Pilihan-pilihan strategi yang dikontruksi memberikan sebuah pemahaman berkembangnya kesadaran sekaligus reaksi perlunya langkah strategis untuk merekonstruksi penyesuaian terhadap lingkungan sekitar. Lebih jauh, ulasan penulis memperlihatkan bahwa kondisi sosial migran Banjar sebagai penduduk asli Kalimantan (Selatan) yang bermigrasi dan berdomisili di kota Palangkaraya, Kalimantan Tengah, dihadapkan pada persoalan penggugatan posisi sebagai migran dan bukan migran. Realitas demikian mengesankan adanya tarikan-tarikan segmentasi dalam penguasaan berbagai sumber daya dan aneka fasilitas yang ada, terutama pascakonflik, di mana penduduk asli selama ini termarjinalkan (hlm 245). Akibatnya, tanpa mengesampingkan faktor peristiwa konflik etnis, semua etnis pendatang, tidak terkecuali etnis Banjar, merasakan dampak-dampak tersebut.

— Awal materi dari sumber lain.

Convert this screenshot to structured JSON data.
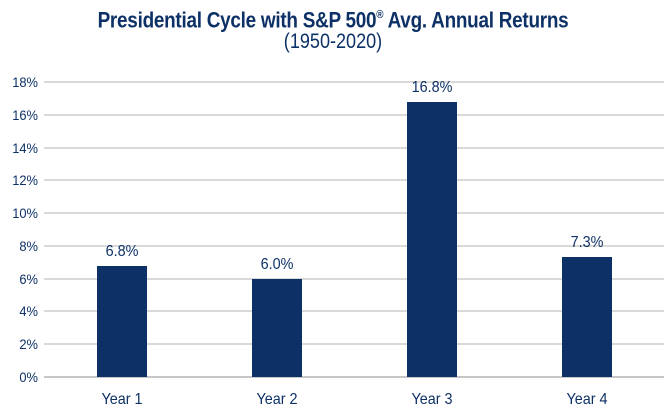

Meskipun demikian, faktor-faktor hubungan masa lalu yang harmonis antara masyarakat Dayak dan etnis Banjar, perasaan kesamaan latar belakang sejarah tentang asal-usul kesukuan sebelum memilih jalan ideologi dan kepercayaan masing-masing—masyarakat Banjar adalah representasi etnis asli Kalimantan yang beragama Islam dan merupakan etnis mayoritas migran di Kalimantan Tengah. Adapun etnis Dayak merupakan representasi dari bubuhan (saudara; b. Banjar) pemeluk Nasrani, Kaharingan, dan sebagian Islam)—menjadi faktor determinan dalam meredam letupan-letupan konflik antarkedua etnis ini. Meskipun pada sisi yang lain, kadangkala harus ”siap” pada posisi yang berhadapan, dikarenakan perseteruan individu yang mengarah pada perseteruan komunal.

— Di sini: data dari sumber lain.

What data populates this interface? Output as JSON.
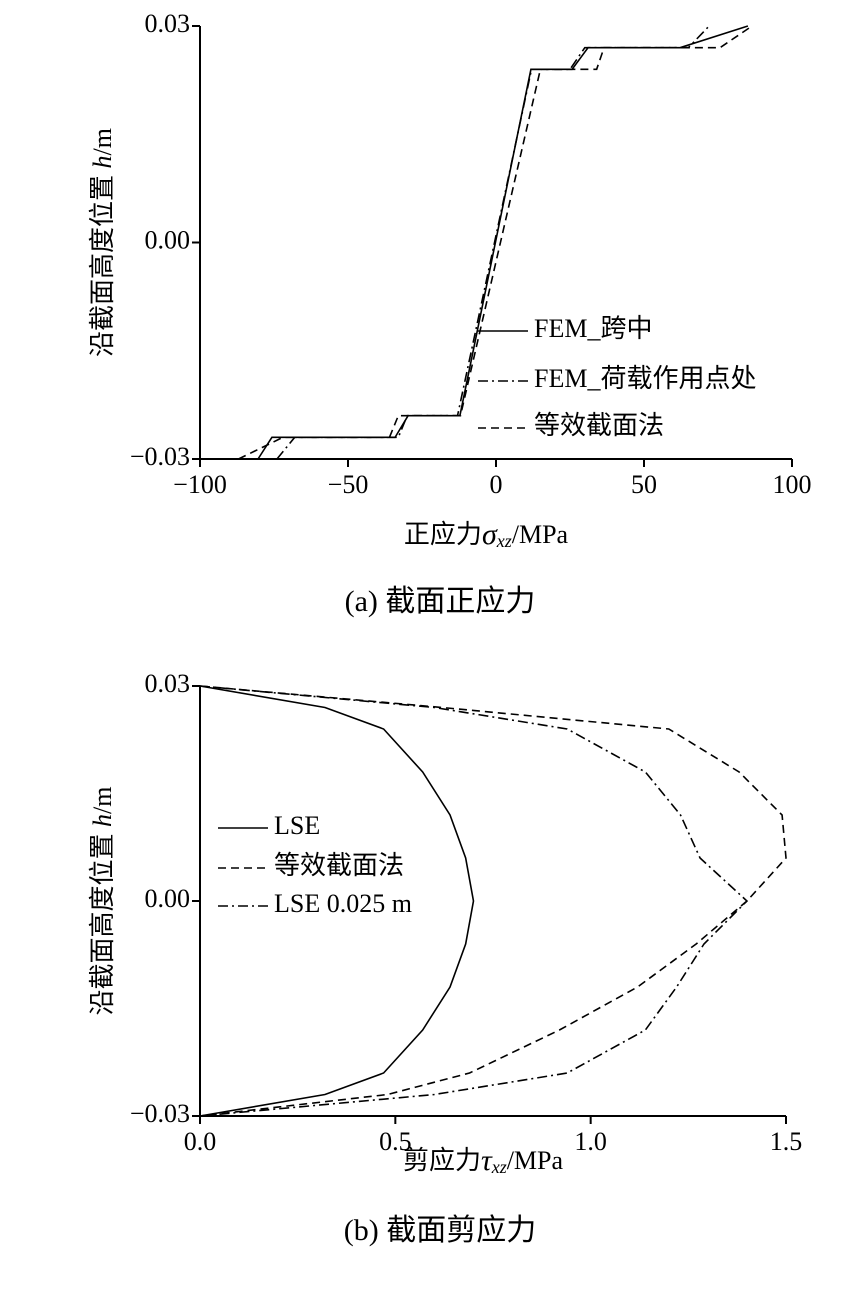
{
  "chart_data": [
    {
      "type": "line",
      "xlabel": [
        "正应力",
        "σ",
        "xz",
        "/MPa"
      ],
      "ylabel": [
        "沿截面高度位置 ",
        "h",
        "/m"
      ],
      "caption": "(a)  截面正应力",
      "xlim": [
        -100,
        100
      ],
      "xticks": [
        {
          "value": -100,
          "label": "−100"
        },
        {
          "value": -50,
          "label": "−50"
        },
        0,
        50,
        100
      ],
      "ylim": [
        -0.03,
        0.03
      ],
      "yticks": [
        {
          "value": -0.03,
          "label": "−0.03"
        },
        {
          "value": 0,
          "label": "0.00"
        },
        0.03
      ],
      "legend": "lower right",
      "series": [
        {
          "name": "FEM_跨中",
          "color": "#000000",
          "dash": "solid",
          "x": [
            -80.4,
            -75.7,
            -34.1,
            -29.7,
            -12.2,
            11.8,
            25.7,
            31.1,
            62.2,
            85.1
          ],
          "values": [
            -0.03,
            -0.027,
            -0.027,
            -0.024,
            -0.024,
            0.024,
            0.024,
            0.027,
            0.027,
            0.03
          ]
        },
        {
          "name": "FEM_荷载作用点处",
          "color": "#000000",
          "dash": "dashdot",
          "x": [
            -74,
            -68,
            -33,
            -30,
            -13,
            12,
            25,
            30,
            65,
            72
          ],
          "values": [
            -0.03,
            -0.027,
            -0.027,
            -0.024,
            -0.024,
            0.024,
            0.024,
            0.027,
            0.027,
            0.03
          ]
        },
        {
          "name": "等效截面法",
          "color": "#000000",
          "dash": "dashed",
          "x": [
            -87,
            -72,
            -36,
            -33,
            -12,
            15,
            34,
            36.5,
            75.7,
            86.5
          ],
          "values": [
            -0.03,
            -0.027,
            -0.027,
            -0.024,
            -0.024,
            0.024,
            0.024,
            0.027,
            0.027,
            0.03
          ]
        }
      ]
    },
    {
      "type": "line",
      "xlabel": [
        "剪应力",
        "τ",
        "xz",
        "/MPa"
      ],
      "ylabel": [
        "沿截面高度位置 ",
        "h",
        "/m"
      ],
      "caption": "(b)  截面剪应力",
      "xlim": [
        0,
        1.5
      ],
      "xticks": [
        {
          "value": 0,
          "label": "0.0"
        },
        0.5,
        {
          "value": 1,
          "label": "1.0"
        },
        1.5
      ],
      "ylim": [
        -0.03,
        0.03
      ],
      "yticks": [
        {
          "value": -0.03,
          "label": "−0.03"
        },
        {
          "value": 0,
          "label": "0.00"
        },
        0.03
      ],
      "legend": "upper left",
      "series": [
        {
          "name": "LSE",
          "color": "#000000",
          "dash": "solid",
          "x": [
            0,
            0.32,
            0.47,
            0.57,
            0.64,
            0.68,
            0.7,
            0.68,
            0.64,
            0.57,
            0.47,
            0.32,
            0
          ],
          "values": [
            0.03,
            0.027,
            0.024,
            0.018,
            0.012,
            0.006,
            0,
            -0.006,
            -0.012,
            -0.018,
            -0.024,
            -0.027,
            -0.03
          ]
        },
        {
          "name": "等效截面法",
          "color": "#000000",
          "dash": "dashed",
          "x": [
            0,
            0.62,
            1.2,
            1.38,
            1.49,
            1.5,
            1.4,
            1.27,
            1.12,
            0.92,
            0.69,
            0.48,
            0
          ],
          "values": [
            0.03,
            0.027,
            0.024,
            0.018,
            0.012,
            0.006,
            0,
            -0.006,
            -0.012,
            -0.018,
            -0.024,
            -0.027,
            -0.03
          ]
        },
        {
          "name": "LSE 0.025 m",
          "color": "#000000",
          "dash": "dashdot",
          "x": [
            0,
            0.6,
            0.94,
            1.14,
            1.23,
            1.28,
            1.4,
            1.29,
            1.22,
            1.14,
            0.94,
            0.6,
            0
          ],
          "values": [
            0.03,
            0.027,
            0.024,
            0.018,
            0.012,
            0.006,
            0,
            -0.006,
            -0.012,
            -0.018,
            -0.024,
            -0.027,
            -0.03
          ]
        }
      ]
    }
  ]
}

Meski secara khusus menelaah pola interaksi dan adaptasi komunitas migran Banjar di Kalimantan Tengah, buku setebal 266 halaman ini sangat berguna sebagai referensi bagi para akademisi, peneliti, bahkan pemerintah sebagai pemegang kebijakan untuk memberikan prioritas perhatian kajian terhadap wilayah tujuan-tujuan migran yang rawan atau mempunyai sejarah konflik karena perbedaan nilai-nilai budaya antara penduduk pendatang dan penduduk setempat.

Jika tidak diatasi, konflik etnis pada akhirnya akan bermuara pada situasi krisis yang sangat potensial untuk mengarah pada disintegrasi nasional. Sayangnya, sepanjang pembahasan buku ini, tidak ada satu pun pembahasan khusus yang membedah bagaimana peran ataupun kebijakan pemerintah selama ini bertindak mengurangi potensi-potensi konflik di Tanah Air.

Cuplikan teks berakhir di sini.